Compte tenu de l'ambiguïté de ces dispositions, la Cour de cassation a été amenée a les interpréter, pour considérer, dans un premier temps, que lorsque les parties avaient librement débattu le montant des rémunérations, cette circonstances était exclusive de l'application du plafond treize (Par ex. Soc., 20 janvier 1993, Bull. V, n° 15). Cette jurisprudence conduisait à l'application du plafond quatre à la quasi-totalité des salariés dont le montant de la rémunération excédait, ne serait-ce que de quelques francs, le montant de la rémunération correspondant au coefficient hiérarchique déterminé par la Convention Collective applicable ainsi qu'à tous les salariés dont l'employeur n'était lié par aucune convention collective.

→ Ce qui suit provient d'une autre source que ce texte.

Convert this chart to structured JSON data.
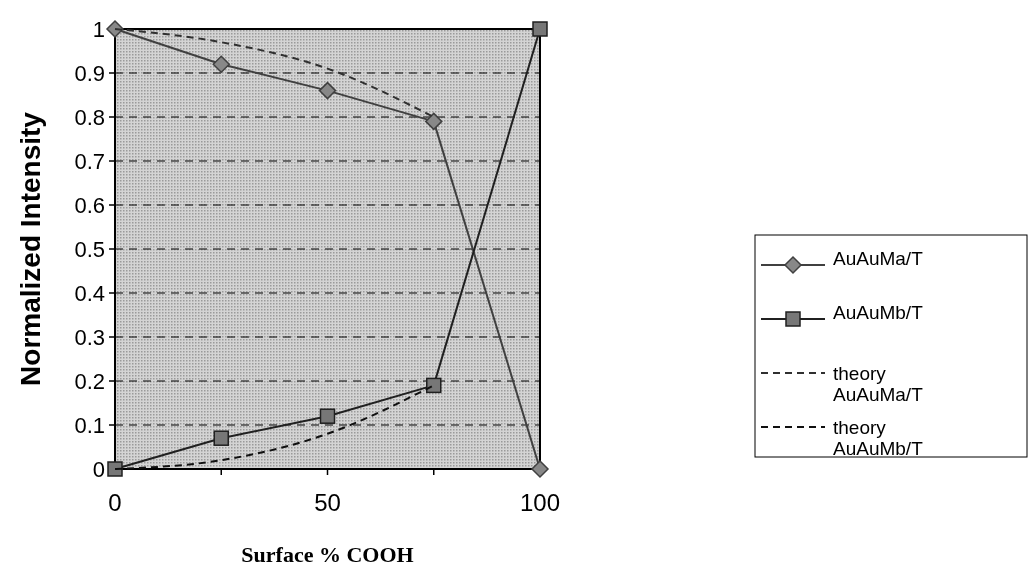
{
  "chart_data": {
    "type": "line",
    "xlabel": "Surface % COOH",
    "ylabel": "Normalized Intensity",
    "xlim": [
      0,
      100
    ],
    "xticks": [
      0,
      {
        "value": 25,
        "label": null
      },
      50,
      {
        "value": 75,
        "label": null
      },
      100
    ],
    "ylim": [
      0,
      1
    ],
    "yticks": [
      0,
      0.1,
      0.2,
      0.3,
      0.4,
      0.5,
      0.6,
      0.7,
      0.8,
      0.9,
      1
    ],
    "grid": "y",
    "legend": "right",
    "series": [
      {
        "name": "AuAuMa/T",
        "color": "#404040",
        "x": [
          0,
          25,
          50,
          75,
          100
        ],
        "values": [
          1,
          0.92,
          0.86,
          0.79,
          0
        ],
        "marker": "diamond",
        "line_style": "solid"
      },
      {
        "name": "AuAuMb/T",
        "color": "#202020",
        "x": [
          0,
          25,
          50,
          75,
          100
        ],
        "values": [
          0,
          0.07,
          0.12,
          0.19,
          1
        ],
        "marker": "square",
        "line_style": "solid"
      },
      {
        "name": "theory AuAuMa/T",
        "color": "#303030",
        "x": [
          0,
          25,
          50,
          75
        ],
        "values": [
          1,
          0.97,
          0.91,
          0.8
        ],
        "marker": "none",
        "line_style": "dashed"
      },
      {
        "name": "theory AuAuMb/T",
        "color": "#101010",
        "x": [
          0,
          25,
          50,
          75
        ],
        "values": [
          0,
          0.02,
          0.08,
          0.19
        ],
        "marker": "none",
        "line_style": "dashed"
      }
    ]
  }
}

Or, l'arrêt ci-dessous reproduit constitue un revirement très important, dès lors la Cour de cassation estime désormais qu'il importe peu que le montant des créances ne soit pas fixé par la loi, un règlement ou une convention collective. Il s'agit simplement de savoir si les créances trouvent leur fondement dans une loi, un règlement ou une convention collective.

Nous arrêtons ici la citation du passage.